In fact, if we are going to assume an equivalency between Reese’s Peanut Butter Cups and candy bars in general (which accords with my own personal memory, and visits to shops researching this article), let’s look at this valuable resource from the website The Food Timeline. It’s The Hershey Bar index, comprised of information given from The Hershey Company itself. It confirms the five-cent price, and then has the price rise to ten cents around 1969. After than, we will ratify the price index levels with our own personal memory: $.25 in 1979 (as mentioned above), up to $.45 by 1991 and $.80 by 2003.
And to jump to now, I stopped in at various locations both in Manhattan and Brooklyn, in nice neighborhoods and less posh environs, and, just as our retail conundrum would predict, prices indeed do vary. Reese’s Peanut Butter Cups are going for anywhere between $.89 and $1.50 in Manhattan, and from $.80 to $1.39 in Brooklyn. So to be lazy and take the average of those four numbers, we get $1.14.
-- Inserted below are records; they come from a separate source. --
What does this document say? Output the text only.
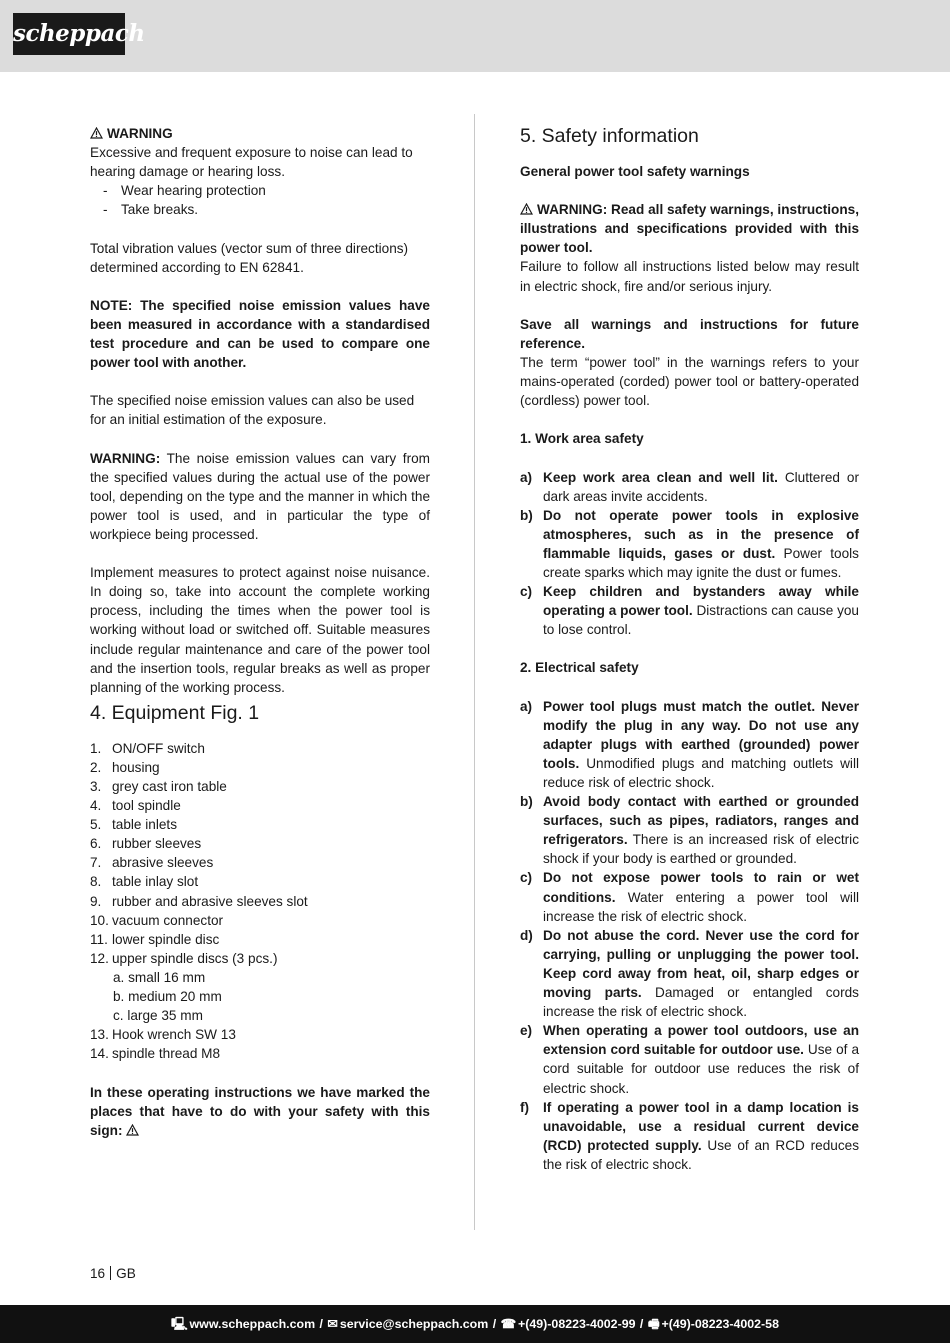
scheppach

WARNING

Excessive and frequent exposure to noise can lead to hearing damage or hearing loss.

- Wear hearing protection
- Take breaks.

Total vibration values (vector sum of three directions) determined according to EN 62841.

NOTE: The specified noise emission values have been measured in accordance with a standardised test procedure and can be used to compare one power tool with another.

The specified noise emission values can also be used for an initial estimation of the exposure.

WARNING: The noise emission values can vary from the specified values during the actual use of the power tool, depending on the type and the manner in which the power tool is used, and in particular the type of workpiece being processed.

Implement measures to protect against noise nuisance. In doing so, take into account the complete working process, including the times when the power tool is working without load or switched off. Suitable measures include regular maintenance and care of the power tool and the insertion tools, regular breaks as well as proper planning of the working process.

4. Equipment Fig. 1
1. ON/OFF switch
2. housing
3. grey cast iron table
4. tool spindle
5. table inlets
6. rubber sleeves
7. abrasive sleeves
8. table inlay slot
9. rubber and abrasive sleeves slot
10. vacuum connector
11. lower spindle disc
12. upper spindle discs (3 pcs.)
a. small 16 mm
b. medium 20 mm
c. large 35 mm
13. Hook wrench SW 13
14. spindle thread M8

In these operating instructions we have marked the places that have to do with your safety with this sign:

5. Safety information

General power tool safety warnings

WARNING: Read all safety warnings, instructions, illustrations and specifications provided with this power tool.

Failure to follow all instructions listed below may result in electric shock, fire and/or serious injury.

Save all warnings and instructions for future reference.

The term “power tool” in the warnings refers to your mains-operated (corded) power tool or battery-operated (cordless) power tool.

1. Work area safety

a) Keep work area clean and well lit. Cluttered or dark areas invite accidents.
b) Do not operate power tools in explosive atmospheres, such as in the presence of flammable liquids, gases or dust. Power tools create sparks which may ignite the dust or fumes.
c) Keep children and bystanders away while operating a power tool. Distractions can cause you to lose control.

2. Electrical safety

a) Power tool plugs must match the outlet. Never modify the plug in any way. Do not use any adapter plugs with earthed (grounded) power tools. Unmodified plugs and matching outlets will reduce risk of electric shock.
b) Avoid body contact with earthed or grounded surfaces, such as pipes, radiators, ranges and refrigerators. There is an increased risk of electric shock if your body is earthed or grounded.
c) Do not expose power tools to rain or wet conditions. Water entering a power tool will increase the risk of electric shock.
d) Do not abuse the cord. Never use the cord for carrying, pulling or unplugging the power tool. Keep cord away from heat, oil, sharp edges or moving parts. Damaged or entangled cords increase the risk of electric shock.
e) When operating a power tool outdoors, use an extension cord suitable for outdoor use. Use of a cord suitable for outdoor use reduces the risk of electric shock.
f) If operating a power tool in a damp location is unavoidable, use a residual current device (RCD) protected supply. Use of an RCD reduces the risk of electric shock.
16 GB
🖳 www.scheppach.com / ✉ service@scheppach.com / ☎ +(49)-08223-4002-99 / 🖷 +(49)-08223-4002-58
So then, let’s consult the handy Bureau of Labor Statistics consumer price index calculator and run the numbers, giving each of the prices in 2011 dollars:
1928: $.13
1955: $.42
1969: $.61
1979: $.78
1991: $.75
2003: $.98
2011: $1.14
Well then, that’s a pretty obvious trend. I expected these figures to be roughly a gentle increase, mostly because there’s a certain squishiness about serving size — at some point the default Reese’s package contained two cups and instead of one. Also, the actual size of the product does fluctuate over time (see again the Hershey Index). But that increase is not gentle at all. Even if we disregard the 1928 figure as an outlier from a time when national distribution was not the ubiquity it is today, we’re looking at an increase of 271% over the 56-year span between 1955 and now, and not in then-current prices, but in numbers adjusted for the natural skew of inflation.
A dollar and change may not seem like much. In fact, it’s not much, these days. Say you were ten years old in 1989, today’s dollar was then fifty-five cents. So if your niece really really wants a Mounds? No problem, once you’ve convinced her to have a Reese’s Peanut Butter Cup instead. But considering that the real price of this specific candy, the friend of children everywhere, has tripled in the span of a couple generations, it’s pretty clear that children are not primarily thought of as cute and occasionally loud creatures that people have when they settle down, but rather a lucrative market demographic.